First, I experimented with inserting a very good sounding, transformer-based passive volume controller between the DAC and this new amp. Doing so is a real PITA (additional run of interconnect; place 2 new units on crowded desktop instead of just 1), but with its volume pot set to -10 dB, it does exactly what I want: the volume pot of the new amp now can be used from ~9:00 to 2:00 on the dial, lowest to highest volume, which is ideal for me.

Before this thread, I’d never heard of Rothwell attenuators, though I had heard of cheaper ones that get very dicey/up-and-down user reviews, with too many comments talking about loss of transparency and dynamics. Reviews and user comments for the Rothwell attenuators are far more positive. So I just ordered a pair of 10 dB attenuators as a way to simplify my new system.

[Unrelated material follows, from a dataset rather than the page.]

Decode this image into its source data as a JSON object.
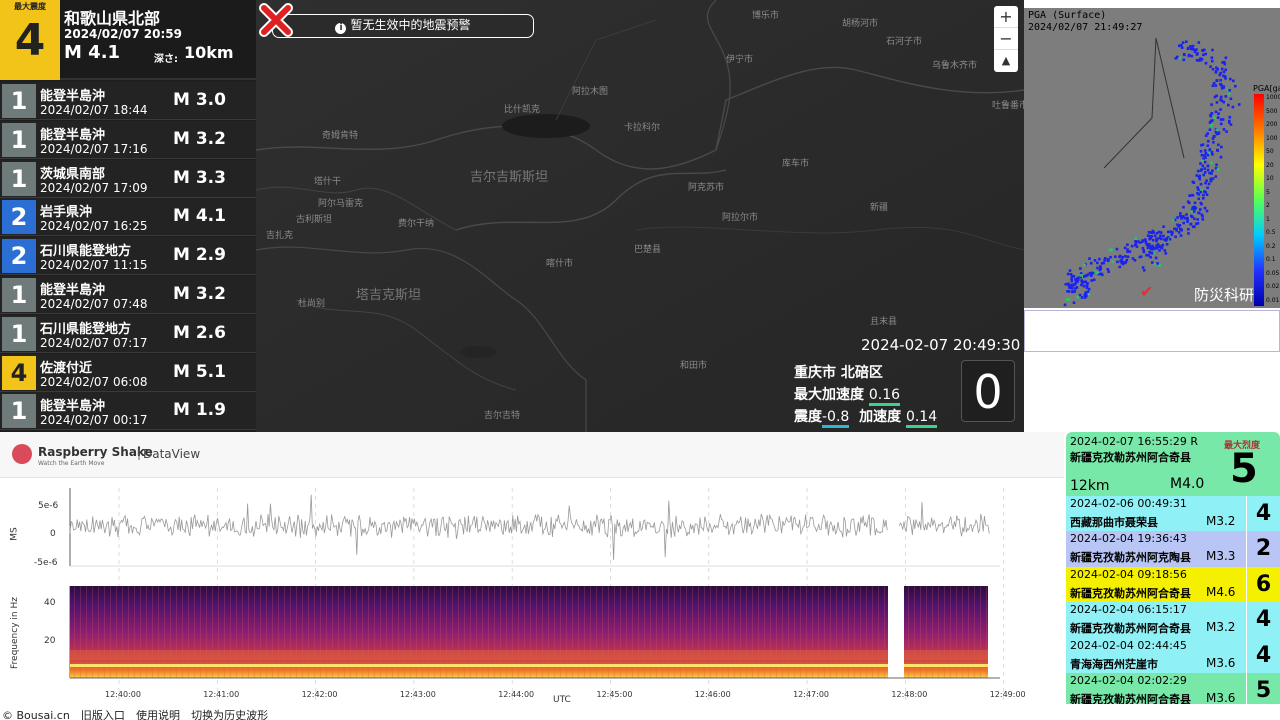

My overall point here is the gain problems are totally real, Cary gear or no Cary gear. When you have gain problems, they can't simply be resolved by using the volume pot at the lowest few degrees of rotation. That’s usually produces sonically sub-par results, plus is borderline-impossible to live with, day to day.

@docroasty, I've never heard any Cary electronics. I've used the Rothwell attenuators (single-ended, rated @-10 dB) only on the Kinki Studio THR-1 headphone amp/preamp. In that application, the Rothwells did nothing I could detect to the overall sound, beyond lowering the gain somewhat (as intended).

 

I'd have to hear them in a larger 2-channel system to dial in their transparent. But in in my pretty resolving, high quality desktop system, they did exactly what they're advertised to do and seemed quite transparent.